Saturn’s moon Iapetus is one of the most mysterious objects in the Solar System. It’s shaped like a football, has a strange ridge that runs along most of its equator, and it’s got vastly different hemispheres. One side is as white as driven snow, and the other side is dark as tar. Scientists think they’ve at least got an answer for this last mystery.
Even before humans sent spacecraft to Saturn, astronomers have known there’s something bizarre about Iapetus. Its brightness changed significantly depending on its facing towards the Earth. Follow up observations with spacecraft, like Voyager and Cassini showed that this was because half the moon is covered in snowy white material, while the other half is dark as night.
During its most recent flyby, NASA’s Cassini spacecraft confirmed that Iapetus is warm enough on the dark side – 127 Kelvin (-230 F) – that water vapour can slowly release from water ice. This vapour then travels around the moon, and freezes back down onto the white side. This process of vaporization and accumulation is called “thermal segregation”.
So where does the dark material come from? Astronomers think that it didn’t originate on Iapetus, but instead came from the surrounding outer moons. As Iapetus goes around its orbit, this darker material piles up on the leading hemisphere. The material heats up the surface of moon, allowing it to release the water vapour which then reforms on the other side.
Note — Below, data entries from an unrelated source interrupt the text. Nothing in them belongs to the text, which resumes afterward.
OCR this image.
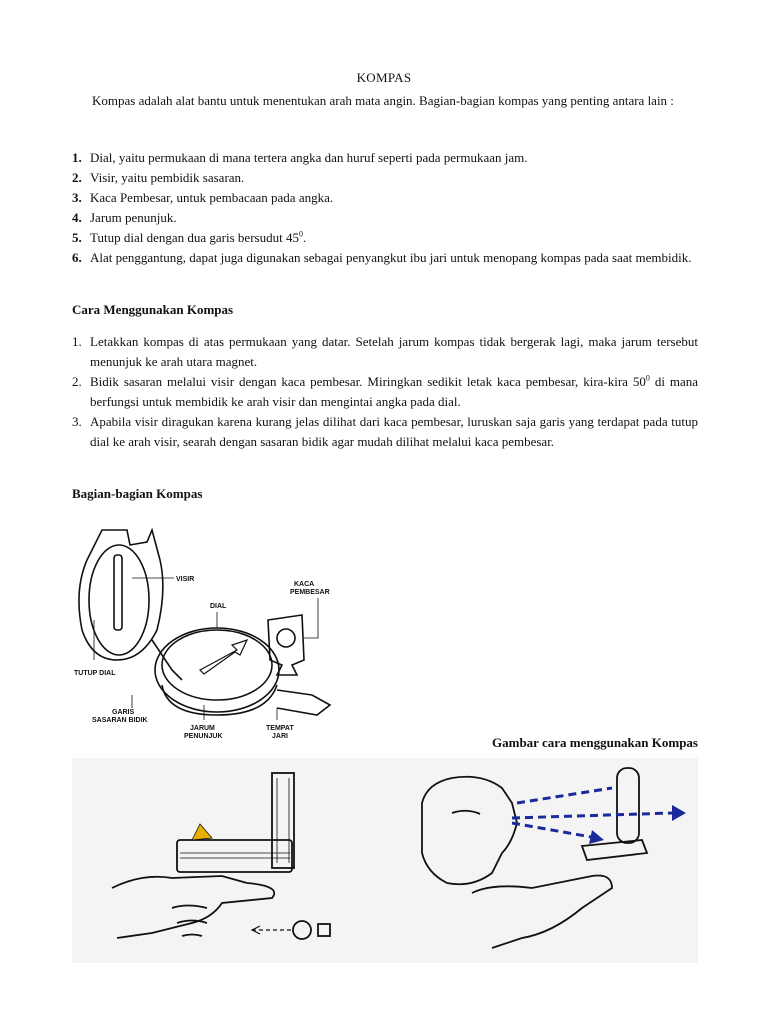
KOMPAS

Kompas adalah alat bantu untuk menentukan arah mata angin. Bagian-bagian kompas yang penting antara lain :

1. Dial, yaitu permukaan di mana tertera angka dan huruf seperti pada permukaan jam.
2. Visir, yaitu pembidik sasaran.
3. Kaca Pembesar, untuk pembacaan pada angka.
4. Jarum penunjuk.
5. Tutup dial dengan dua garis bersudut $45^0$.
6. Alat penggantung, dapat juga digunakan sebagai penyangkut ibu jari untuk menopang kompas pada saat membidik.
Cara Menggunakan Kompas
1. Letakkan kompas di atas permukaan yang datar. Setelah jarum kompas tidak bergerak lagi, maka jarum tersebut menunjuk ke arah utara magnet.
2. Bidik sasaran melalui visir dengan kaca pembesar. Miringkan sedikit letak kaca pembesar, kira-kira $50^0$ di mana berfungsi untuk membidik ke arah visir dan mengintai angka pada dial.
3. Apabila visir diragukan karena kurang jelas dilihat dari kaca pembesar, luruskan saja garis yang terdapat pada tutup dial ke arah visir, searah dengan sasaran bidik agar mudah dilihat melalui kaca pembesar.
Bagian-bagian Kompas
VISIR
KACA
PEMBESAR
DIAL
TUTUP DIAL
GARIS
SASARAN BIDIK
JARUM
PENUNJUK
TEMPAT
JARI	Gambar cara menggunakan Kompas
Scientists describe this as a runaway process. Once it got going, both hemispheres went to extremes. The water completely boiled away from the dark side, and then accumulated on the bright side. You don’t see shades of grey, just black and white.
Thanks to Cassini’s recent flyby, planetary geologists think they’re getting a handle on the moon’s strange football shape and the equatorial ridge too, but those will come with future research papers.